Some musical acts are much more redolent of the era in which they came to prominence than others. Martin Carthy, for instance, little suggests the 1960s, nor Kate Bush the late 1970s. Tir na nOg, on the other hand, are so utterly 1970. And anything utterly 1970 is  splendid by me.

For the uninitiated (they are not houshold names, I know), this duo, multi-instrumentalists and singer-songwriters Leo O'Kelly and Sonny Condell, became Tir na nOg (named after an otherworld of Irish mythology; hence strange capitalisation) in Dublin in 1970, sailed over to Britain shortly after, and became immediately popular with the cognoscenti, going on to produce theree albums for Chrysalis Records before splitting in 1974, to continue on a low-key basis from 1985.

Tir na nOg were one of many bands influenced by the wondrous Incredible String Band, who gave full rein to hippy idelalism and whimsy in meandering, ethereal  acoustic psychedelic music. In particular, Sonny Cordell, a singer and songwriter, reminds me of ISB's Mike Heron.

Tir na nOg ground the audacious romanticism in the timeless earthiness of the folk tradition. Cordell as a youth worked on the land, and agricultural imagery is prevalent in his compositions. O'Kelly does his bit to leaven the flower-power with earthy anecdotes of life on the road, peppered with jokes like 'at the hostel you had to make your own bed. I didn't mind, as I was a dab hand at carpentry'. In fact O'Kelly has a classic 'lived a bit' appearance and manner: both old hippy and garrulous Irish drinker. The combination of this sense of a full life lived ruggedly with the innocent aspirations of the songs and music is emotionally complex, fascinating, and for me winningly poignant.

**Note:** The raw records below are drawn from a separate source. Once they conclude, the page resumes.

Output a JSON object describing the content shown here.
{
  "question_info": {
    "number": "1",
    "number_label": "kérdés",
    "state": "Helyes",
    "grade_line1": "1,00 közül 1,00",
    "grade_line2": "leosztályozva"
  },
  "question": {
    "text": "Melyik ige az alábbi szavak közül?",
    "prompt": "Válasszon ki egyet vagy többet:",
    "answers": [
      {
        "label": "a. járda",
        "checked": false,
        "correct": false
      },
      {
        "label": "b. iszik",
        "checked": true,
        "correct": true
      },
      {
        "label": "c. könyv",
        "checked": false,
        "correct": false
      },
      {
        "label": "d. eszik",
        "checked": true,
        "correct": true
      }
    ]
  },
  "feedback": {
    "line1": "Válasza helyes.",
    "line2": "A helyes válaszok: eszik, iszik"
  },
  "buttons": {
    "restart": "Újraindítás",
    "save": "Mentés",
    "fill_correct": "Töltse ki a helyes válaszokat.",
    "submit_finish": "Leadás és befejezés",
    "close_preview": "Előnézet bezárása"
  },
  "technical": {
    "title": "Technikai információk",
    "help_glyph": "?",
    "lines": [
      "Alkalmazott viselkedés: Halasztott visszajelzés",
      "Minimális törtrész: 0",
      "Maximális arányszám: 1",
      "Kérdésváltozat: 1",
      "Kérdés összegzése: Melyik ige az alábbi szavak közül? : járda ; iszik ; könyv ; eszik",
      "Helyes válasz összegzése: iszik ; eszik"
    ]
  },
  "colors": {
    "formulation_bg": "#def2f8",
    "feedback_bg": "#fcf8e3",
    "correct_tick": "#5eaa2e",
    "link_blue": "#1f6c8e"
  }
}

While O'Kelly is the unslick raconteur, the more self-contained Condell sits calmy under his hat, playing mostly guitar or bongo drum. O'Kelly also plays guitar, as well as a pleasing fiddle.

The first album was well represented: Mariner Blues, Daisy Lady, Aberdeen Angus, Piccadilly,  Our Love Will Not Decay, Dante. Bluebottle Stew and Two White Horses were highlights from the second album, while from the third album we had the great Strong In The Sun and an uptempo cover of Nick Drake's Free Ride (according to O'Kelly, the only Drake cover released in his lifetime, apart from one by, of all people, Millie).

One pleasing aspect was that new songs such as You In Yellow and Andrea were every bit as good as the old ones, and very similar. The duo are currently recording new material.

Time Is Like A Promise was their first track on their first album, and their first number tonight. It's a thought one can't quite get one's head around, but how deeply poignant an a sentiment it is, forty-two years on. A very fitting one for Tir na nOg.